I stay by my desk, about five feet away from her, but I lean in to listen carefully.

“I took some flowers to my mother’s grave on my way here this morning.”

“Oh.”

“There was already a bouquet of flowers lying there. Maybe only a week old? I wasn’t expecting…”

“Uh-huh.”

“I called Vicky, and she said that she and you and your dad have been taking turns”—her voice cracks and her lower lip quivers—“taking flowers there ever since I left.” She wipes at the corner of one eye with her fingertip.

“Yes.”

She takes a shaky breath and then exhales loudly. I’m a little concerned that she’s on the verge of getting emotional again, like that time at the lake. “I just wanted to thank you. For that. I didn’t know.”

“You’re welcome. It’s not like we do it every week or anything. Just every month or so.” I try to downplay it. If I come off as an asshole, so be it. We cannot go down this road, not here, not now. “Anything else?” I start unpacking my laptop.

I swear, I can actually feel the temperature of the air around us drop.

“Nothing else,” she says, her voice, her breath, her lower lip, everything back under her control. “I just wanted to say something about it and get it out of the way. Enjoy your conference call.”

“I don’t plan to. This is work. It’s not about enjoyment.”

“No shit,” she says as she shuts the door, leaving me with a faint tightness in my chest as I picture her, all by herself at her mother’s grave.

Nope.

Not going down that road.

Not here.

Not now.

By the time Kate knocks on my door to remind me that it’s time for her little going-away party to begin in the common area, my whole upper body is so tense from seven hours of trying to resist the need to either snap at Lily for being a sasshole, push her up against the wall and kiss her, or pull her into me for a reassuring pseudo-brotherly hug. I can feel knots in my shoulders and neck the size of boulders. If this is what it’s like when Kate’s still around as a buffer, I don’t know how I’m supposed to get through even one more day of this.

I’m sure Jasper will be making an appearance at the party, so I still havethatto look forward to. He generally likes to communicate with his employees via email and only attends our staff meetings once a week, and I have never been so grateful for his managerial style. But I’m trying to think of the last time I was actually in the same room with both him and Lily. It may have been at Mrs. Barnes’s funeral.
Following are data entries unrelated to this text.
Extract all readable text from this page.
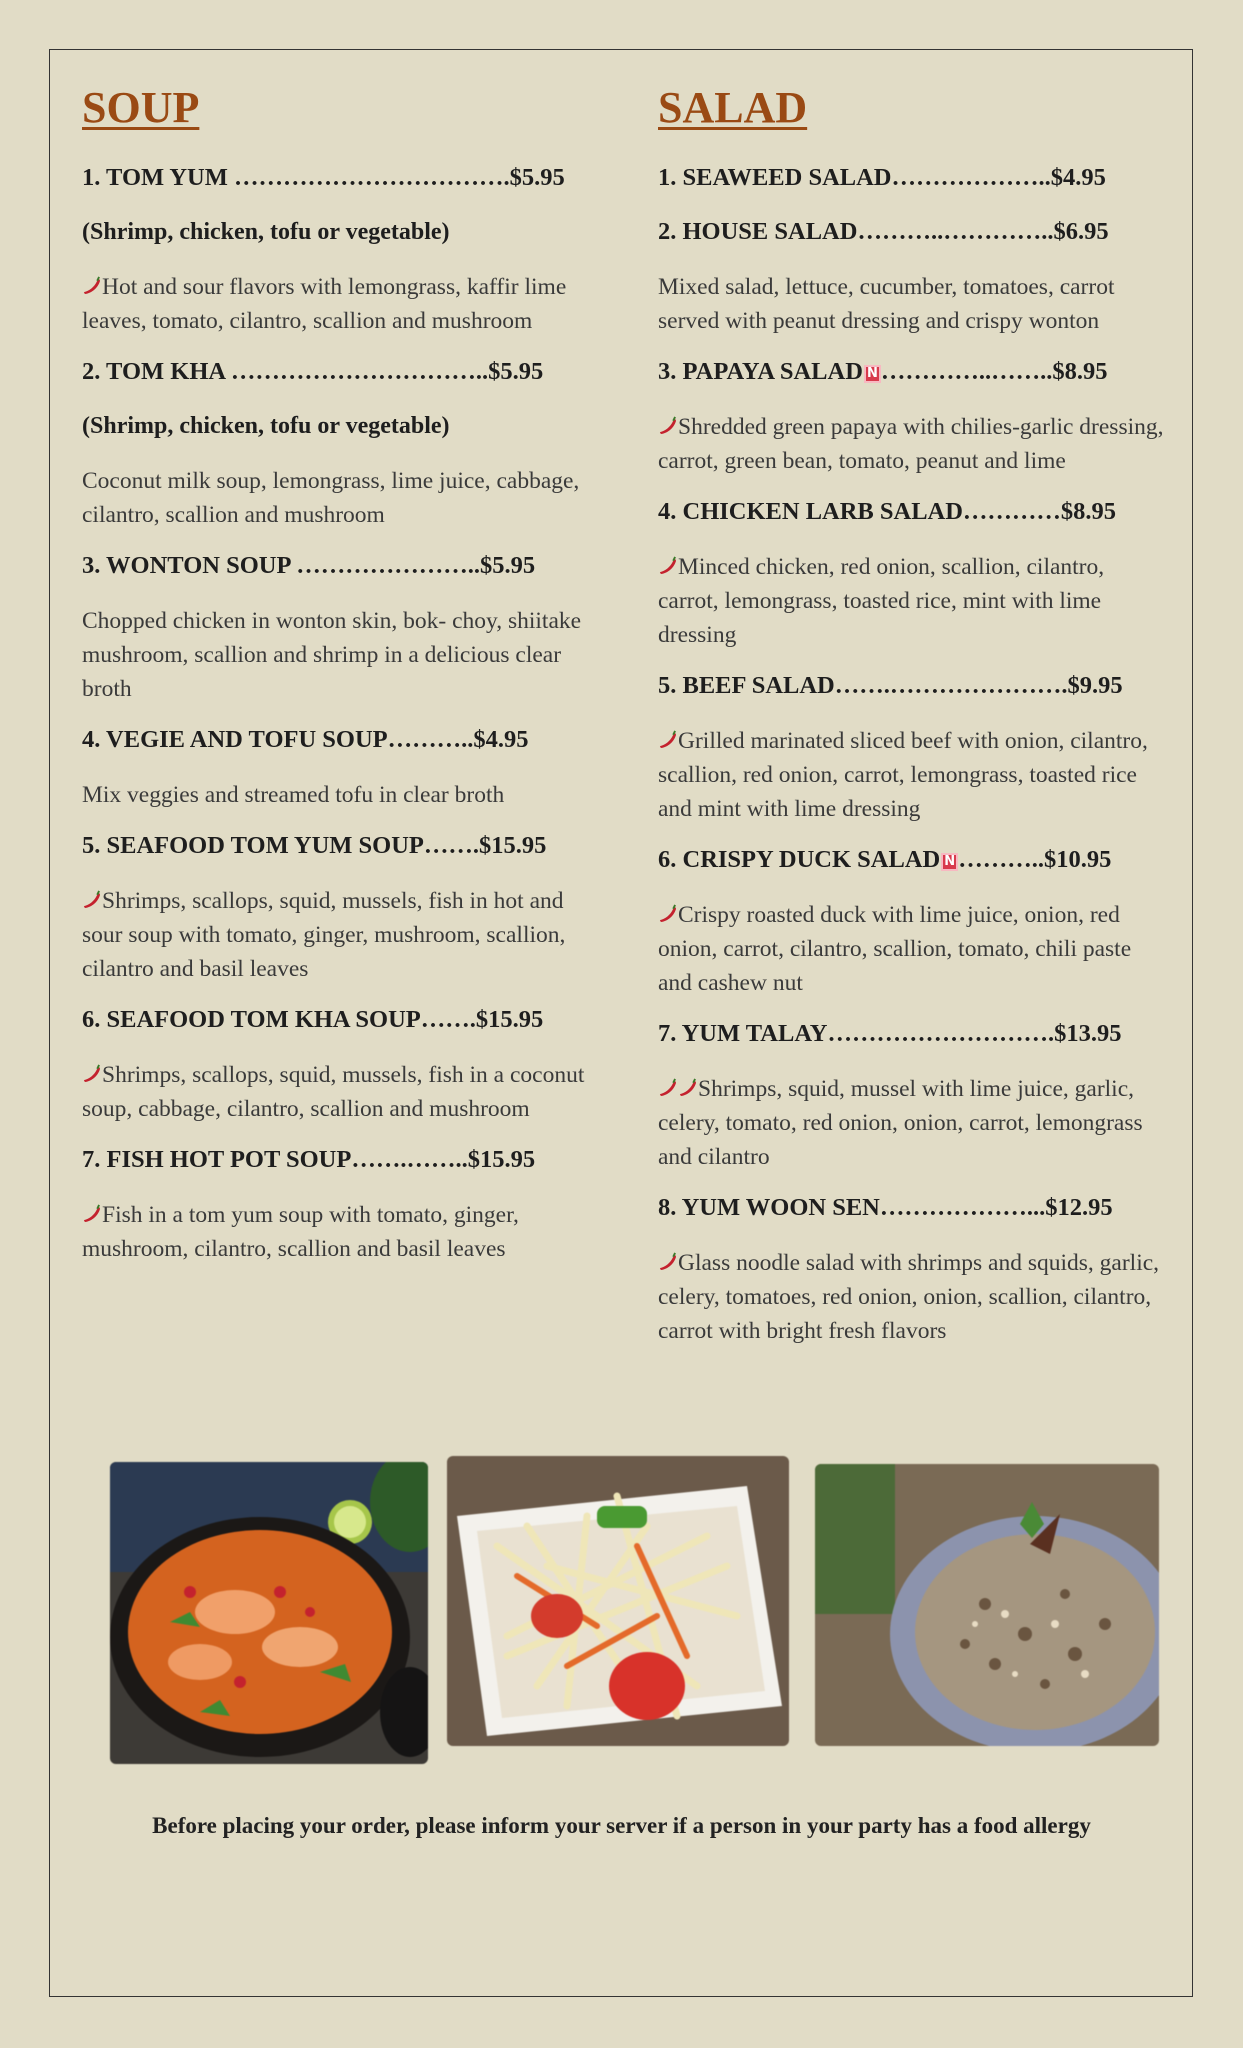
SOUP
1. TOM YUM …………………………….$5.95
(Shrimp, chicken, tofu or vegetable)
Hot and sour flavors with lemongrass, kaffir lime leaves, tomato, cilantro, scallion and mushroom
2. TOM KHA …………………………..$5.95
(Shrimp, chicken, tofu or vegetable)
Coconut milk soup, lemongrass, lime juice, cabbage, cilantro, scallion and mushroom
3. WONTON SOUP …………………..$5.95
Chopped chicken in wonton skin, bok- choy, shiitake mushroom, scallion and shrimp in a delicious clear broth
4. VEGIE AND TOFU SOUP………..$4.95
Mix veggies and streamed tofu in clear broth
5. SEAFOOD TOM YUM SOUP…….$15.95
Shrimps, scallops, squid, mussels, fish in hot and sour soup with tomato, ginger, mushroom, scallion, cilantro and basil leaves
6. SEAFOOD TOM KHA SOUP…….$15.95
Shrimps, scallops, squid, mussels, fish in a coconut soup, cabbage, cilantro, scallion and mushroom
7. FISH HOT POT SOUP…….……..$15.95
Fish in a tom yum soup with tomato, ginger, mushroom, cilantro, scallion and basil leaves
SALAD
1. SEAWEED SALAD………………..$4.95
2. HOUSE SALAD………..…………..$6.95
Mixed salad, lettuce, cucumber, tomatoes, carrot served with peanut dressing and crispy wonton
3. PAPAYA SALAD N …………..……..$8.95
Shredded green papaya with chilies-garlic dressing, carrot, green bean, tomato, peanut and lime
4. CHICKEN LARB SALAD…………$8.95
Minced chicken, red onion, scallion, cilantro, carrot, lemongrass, toasted rice, mint with lime dressing
5. BEEF SALAD…….………………….$9.95
Grilled marinated sliced beef with onion, cilantro, scallion, red onion, carrot, lemongrass, toasted rice and mint with lime dressing
6. CRISPY DUCK SALAD N ………..$10.95
Crispy roasted duck with lime juice, onion, red onion, carrot, cilantro, scallion, tomato, chili paste and cashew nut
7. YUM TALAY……………………….$13.95
Shrimps, squid, mussel with lime juice, garlic, celery, tomato, red onion, onion, carrot, lemongrass and cilantro
8. YUM WOON SEN………………...$12.95
Glass noodle salad with shrimps and squids, garlic, celery, tomatoes, red onion, onion, scallion, cilantro, carrot with bright fresh flavors
Before placing your order, please inform your server if a person in your party has a food allergy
I fire off one last email to a client before shutting my laptop and heading out of my office, relieved to find the assistant desk empty and grunting to myself because I’m pretty sure they’re just pumping Lily’s fragrance in through the vents now. It’s everywhere. It’s subtly intoxicating, and it’s fucking killing me.

To say that the Barnes Group isn’t exactly renowned for having a fun work environment would be an understatement. It’s not old-school or buttoned-up or super sleek, but let’s just say our office parties generally last about twenty minutes once everyone has gotten their cake and a drink and given the employee of honor his or her pat on the back. It’s comforting in its predictability, like the food at a restaurant chain or a mediocre TV show.

So why am I hearing unrestrained laughter and the vocal stylings of ABBA from a portable Bluetooth speaker?

Lily.

The party started five minutes ago, and already she’s the axis around which it revolves.

I shouldn’t be so surprised. I guess I just expected her to be all sullen in a corner because she could be—I don’t know—at some beach in Malibu with that guy from that movie about male strippers. But here she is, holding a glass of Jasper Barnes-approved light beer in one hand and Kate’s hand in the other. She’s trying to draw everyone’s attention back to Kate, while probably answering banal questions like: “What’s it like to be an actress?” or “You’re so pretty! Why aren’t you the most famous actress in the world?”

I am literally the only person here who hasn’t let himself get drawn into her orbit.